Citing a Wall Street Journal article about procrastination, she wrote that chronic procrastinators do so in order to “do something else, something that makes them feel better.”
Procrastination has been a “friend” of mine for generations. It was my college roommate, the third parent to my children, the co-writer of many of my newspaper articles and the co-pastor of whatever church I was attending. More recently it has been an unwanted guest in the apartment I rent, sometimes making it hard to keep my place clean. But I am using the grace God has given me to shove it out the door so my life can be more focused, active, joyful and, yes, courageous.
For instance, I tend to pile stuff wherever I can find a flat space, in the hope of dealing with it “later.” Well, later is here. That stuff (most of it, anyway) is gone. The job wasn’t that difficult. More than anything it was simply a case of deciding whether to throw out or give away the stuff that I’ve held onto for a long time in the wrongheaded belief that I might some day need it. My pile of Smithsonian magazine back issues is now entertaining folks at the city’s senior center.
After reading Shellnutt’s note, however, my thoughts took an unexpected turn because I’m pretty sure that apartment neatness isn’t Jesus’ primary concern.
Shellnutt’s email got me to think more deeply at “ministry,” “worship,” “charity” and other “Christian” activities (in my case, Christian writing). All of these become forms of procrastination when they distract us from our essential need to surrender fully to God.
I shared this observation with Shellnutt, who answered quickly, saying I was “absolutely” right. Those activities are certainly good but they don’t get us closer to God. They are meaningful only when they are the result of being close to God.
I have seen countless examples of people who engage in all sorts of Christian activities in order to make themselves “feel better” – i.e., to prove to themselves and/or others that they already have a deep personal relationship with Jesus and have already been changed by it.
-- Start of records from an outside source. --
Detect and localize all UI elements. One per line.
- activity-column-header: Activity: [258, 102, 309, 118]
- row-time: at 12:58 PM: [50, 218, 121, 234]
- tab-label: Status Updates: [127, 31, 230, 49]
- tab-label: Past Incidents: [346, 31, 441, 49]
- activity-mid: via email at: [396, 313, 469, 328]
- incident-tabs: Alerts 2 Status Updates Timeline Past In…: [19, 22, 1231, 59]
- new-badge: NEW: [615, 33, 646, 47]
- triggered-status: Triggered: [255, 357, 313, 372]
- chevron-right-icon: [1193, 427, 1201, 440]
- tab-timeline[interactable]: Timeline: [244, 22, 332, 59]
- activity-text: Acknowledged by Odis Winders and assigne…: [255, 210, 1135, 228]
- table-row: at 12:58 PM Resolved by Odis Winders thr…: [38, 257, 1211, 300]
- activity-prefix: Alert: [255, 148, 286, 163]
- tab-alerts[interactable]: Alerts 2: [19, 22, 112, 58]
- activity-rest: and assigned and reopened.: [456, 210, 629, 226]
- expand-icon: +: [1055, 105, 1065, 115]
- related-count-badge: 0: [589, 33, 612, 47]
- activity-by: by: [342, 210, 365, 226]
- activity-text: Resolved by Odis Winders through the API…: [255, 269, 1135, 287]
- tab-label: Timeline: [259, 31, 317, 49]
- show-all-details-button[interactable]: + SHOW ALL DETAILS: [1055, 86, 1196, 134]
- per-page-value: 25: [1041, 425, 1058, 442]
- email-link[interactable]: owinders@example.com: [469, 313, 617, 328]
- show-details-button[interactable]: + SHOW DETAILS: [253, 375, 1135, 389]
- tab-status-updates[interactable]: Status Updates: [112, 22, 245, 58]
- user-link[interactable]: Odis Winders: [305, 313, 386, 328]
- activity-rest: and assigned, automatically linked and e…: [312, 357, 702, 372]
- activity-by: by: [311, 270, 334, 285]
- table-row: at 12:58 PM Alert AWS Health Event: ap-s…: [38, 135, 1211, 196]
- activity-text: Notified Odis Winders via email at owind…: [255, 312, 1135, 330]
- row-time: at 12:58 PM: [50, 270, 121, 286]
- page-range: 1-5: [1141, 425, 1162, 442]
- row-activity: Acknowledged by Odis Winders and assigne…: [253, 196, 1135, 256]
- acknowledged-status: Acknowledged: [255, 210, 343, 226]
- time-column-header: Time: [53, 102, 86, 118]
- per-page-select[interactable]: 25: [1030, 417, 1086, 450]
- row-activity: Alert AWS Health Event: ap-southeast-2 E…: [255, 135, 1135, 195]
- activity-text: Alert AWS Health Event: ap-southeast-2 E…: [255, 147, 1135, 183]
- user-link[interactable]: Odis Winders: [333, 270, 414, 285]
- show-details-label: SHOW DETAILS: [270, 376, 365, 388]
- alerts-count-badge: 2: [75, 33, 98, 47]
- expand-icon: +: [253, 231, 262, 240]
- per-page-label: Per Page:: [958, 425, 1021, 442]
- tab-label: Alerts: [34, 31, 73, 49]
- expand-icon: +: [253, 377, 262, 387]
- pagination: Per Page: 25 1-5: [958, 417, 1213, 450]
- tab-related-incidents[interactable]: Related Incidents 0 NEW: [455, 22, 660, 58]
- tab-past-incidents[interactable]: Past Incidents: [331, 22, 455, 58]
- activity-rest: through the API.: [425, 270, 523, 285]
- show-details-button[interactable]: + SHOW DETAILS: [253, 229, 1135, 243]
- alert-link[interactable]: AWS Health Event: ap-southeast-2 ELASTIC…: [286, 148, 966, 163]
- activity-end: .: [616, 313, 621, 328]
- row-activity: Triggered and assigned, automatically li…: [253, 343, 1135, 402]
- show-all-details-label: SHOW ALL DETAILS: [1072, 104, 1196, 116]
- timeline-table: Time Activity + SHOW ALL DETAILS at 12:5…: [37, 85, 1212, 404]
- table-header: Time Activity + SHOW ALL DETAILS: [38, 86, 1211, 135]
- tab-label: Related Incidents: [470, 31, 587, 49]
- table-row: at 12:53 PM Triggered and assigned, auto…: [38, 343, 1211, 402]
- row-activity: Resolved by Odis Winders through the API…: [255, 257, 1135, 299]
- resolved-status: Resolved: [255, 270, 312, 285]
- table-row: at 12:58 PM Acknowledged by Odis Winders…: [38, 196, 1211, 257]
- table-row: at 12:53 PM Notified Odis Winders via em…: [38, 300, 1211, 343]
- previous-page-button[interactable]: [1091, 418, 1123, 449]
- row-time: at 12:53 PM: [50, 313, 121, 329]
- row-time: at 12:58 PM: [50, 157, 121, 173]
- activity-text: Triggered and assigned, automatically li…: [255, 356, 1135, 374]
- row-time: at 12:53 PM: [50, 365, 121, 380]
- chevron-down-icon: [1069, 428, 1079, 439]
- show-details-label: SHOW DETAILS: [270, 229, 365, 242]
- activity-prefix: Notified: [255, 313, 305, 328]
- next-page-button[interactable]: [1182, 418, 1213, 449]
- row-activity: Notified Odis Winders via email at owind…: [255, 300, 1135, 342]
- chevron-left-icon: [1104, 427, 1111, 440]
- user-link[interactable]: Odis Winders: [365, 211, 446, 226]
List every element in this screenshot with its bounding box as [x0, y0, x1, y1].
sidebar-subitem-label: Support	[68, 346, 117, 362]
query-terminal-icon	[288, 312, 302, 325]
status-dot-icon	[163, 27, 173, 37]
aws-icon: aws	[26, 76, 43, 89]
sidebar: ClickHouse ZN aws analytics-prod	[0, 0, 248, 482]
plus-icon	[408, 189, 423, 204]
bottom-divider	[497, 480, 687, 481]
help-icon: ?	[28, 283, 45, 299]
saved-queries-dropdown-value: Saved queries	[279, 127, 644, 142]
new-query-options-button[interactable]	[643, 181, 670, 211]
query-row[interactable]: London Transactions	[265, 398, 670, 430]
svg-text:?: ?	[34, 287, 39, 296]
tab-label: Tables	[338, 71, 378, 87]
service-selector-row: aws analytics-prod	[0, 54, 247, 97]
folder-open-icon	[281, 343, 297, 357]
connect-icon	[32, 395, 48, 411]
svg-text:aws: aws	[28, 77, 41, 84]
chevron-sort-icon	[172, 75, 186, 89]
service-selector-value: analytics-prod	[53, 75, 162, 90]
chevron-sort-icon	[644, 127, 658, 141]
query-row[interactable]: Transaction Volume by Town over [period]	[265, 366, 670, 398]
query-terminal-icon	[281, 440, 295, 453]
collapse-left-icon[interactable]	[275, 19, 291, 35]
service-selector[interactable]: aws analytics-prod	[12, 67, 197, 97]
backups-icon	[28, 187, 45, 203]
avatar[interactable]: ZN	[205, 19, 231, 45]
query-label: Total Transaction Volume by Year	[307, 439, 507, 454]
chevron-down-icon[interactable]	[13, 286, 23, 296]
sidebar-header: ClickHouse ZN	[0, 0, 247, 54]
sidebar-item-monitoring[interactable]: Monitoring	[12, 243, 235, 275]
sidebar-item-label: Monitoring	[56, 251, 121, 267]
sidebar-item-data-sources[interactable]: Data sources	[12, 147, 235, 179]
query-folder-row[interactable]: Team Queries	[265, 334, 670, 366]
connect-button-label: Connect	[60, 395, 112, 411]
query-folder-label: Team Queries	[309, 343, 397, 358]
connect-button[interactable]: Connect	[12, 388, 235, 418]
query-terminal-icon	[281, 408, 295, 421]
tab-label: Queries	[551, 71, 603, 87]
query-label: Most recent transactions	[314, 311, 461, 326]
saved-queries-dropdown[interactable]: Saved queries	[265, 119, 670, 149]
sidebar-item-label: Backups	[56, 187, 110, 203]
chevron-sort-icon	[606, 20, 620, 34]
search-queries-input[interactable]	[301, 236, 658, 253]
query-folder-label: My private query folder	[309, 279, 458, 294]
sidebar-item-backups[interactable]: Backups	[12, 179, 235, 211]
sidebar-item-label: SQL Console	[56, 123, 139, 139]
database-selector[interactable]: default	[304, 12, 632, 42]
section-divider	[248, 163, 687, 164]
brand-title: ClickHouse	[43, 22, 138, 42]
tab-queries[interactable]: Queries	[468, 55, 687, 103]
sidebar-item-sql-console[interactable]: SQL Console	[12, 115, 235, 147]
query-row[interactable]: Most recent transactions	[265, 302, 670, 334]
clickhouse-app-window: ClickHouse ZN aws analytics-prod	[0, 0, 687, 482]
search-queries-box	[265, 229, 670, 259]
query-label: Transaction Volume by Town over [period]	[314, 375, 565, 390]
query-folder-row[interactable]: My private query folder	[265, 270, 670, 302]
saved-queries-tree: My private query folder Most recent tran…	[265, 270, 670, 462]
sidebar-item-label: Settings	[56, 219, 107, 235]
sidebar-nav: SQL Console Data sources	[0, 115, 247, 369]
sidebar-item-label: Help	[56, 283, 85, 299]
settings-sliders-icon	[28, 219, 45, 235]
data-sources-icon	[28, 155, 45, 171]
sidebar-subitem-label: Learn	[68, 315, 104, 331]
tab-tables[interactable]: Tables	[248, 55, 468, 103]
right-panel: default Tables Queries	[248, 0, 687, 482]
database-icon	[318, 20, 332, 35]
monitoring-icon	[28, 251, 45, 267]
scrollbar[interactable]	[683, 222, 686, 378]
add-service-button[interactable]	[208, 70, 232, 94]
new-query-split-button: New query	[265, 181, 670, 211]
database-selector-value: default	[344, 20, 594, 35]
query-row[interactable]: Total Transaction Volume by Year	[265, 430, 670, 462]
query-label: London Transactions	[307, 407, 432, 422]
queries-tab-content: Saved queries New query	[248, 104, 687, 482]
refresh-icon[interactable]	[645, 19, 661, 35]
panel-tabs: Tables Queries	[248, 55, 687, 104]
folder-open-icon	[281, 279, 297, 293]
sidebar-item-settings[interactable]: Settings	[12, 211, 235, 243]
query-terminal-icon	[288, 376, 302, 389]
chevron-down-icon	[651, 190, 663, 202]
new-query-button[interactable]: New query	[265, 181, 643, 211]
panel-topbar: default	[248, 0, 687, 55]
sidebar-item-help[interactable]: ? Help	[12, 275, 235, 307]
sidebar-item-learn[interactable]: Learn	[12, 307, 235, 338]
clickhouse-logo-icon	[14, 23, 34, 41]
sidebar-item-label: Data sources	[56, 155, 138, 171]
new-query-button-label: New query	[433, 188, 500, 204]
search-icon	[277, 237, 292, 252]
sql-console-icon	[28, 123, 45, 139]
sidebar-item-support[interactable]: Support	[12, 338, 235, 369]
But if you need to prove it you may not really have it.
Shellnutt’s email says to me what I’ve been implying in this space for a few weeks – that we must abandon procrastination and get on with the essential act of surrendering to the God-directed process of being transformed from mere human beings into ever-more-perfect reflections of Jesus.
When it comes to surrender, procrastination may be rooted in the fear of a close, deeply personal relationship with God because, for our good, he must control it. We can control those other activities, but not our one-on-one relationship with God. We not only fear a relationship we can’t control; we also fear the changes that will result from it. We fear the process that God intends for us – the process of becoming, day by day, more like Christ.
We are all terrified of God to some extent. It’s human nature. The only appropriate response is to surrender that fear to God. Fear is the first thing God must conquer. He does so by loving it out of us, and only then can we truly love others as he has loved us.
I can only wonder what the church will look like when we finally stop procrastinating and surrender unequivocally to God – to love. But whatever it looks like, I’m betting it will be the most beautiful sight we’ve ever beheld.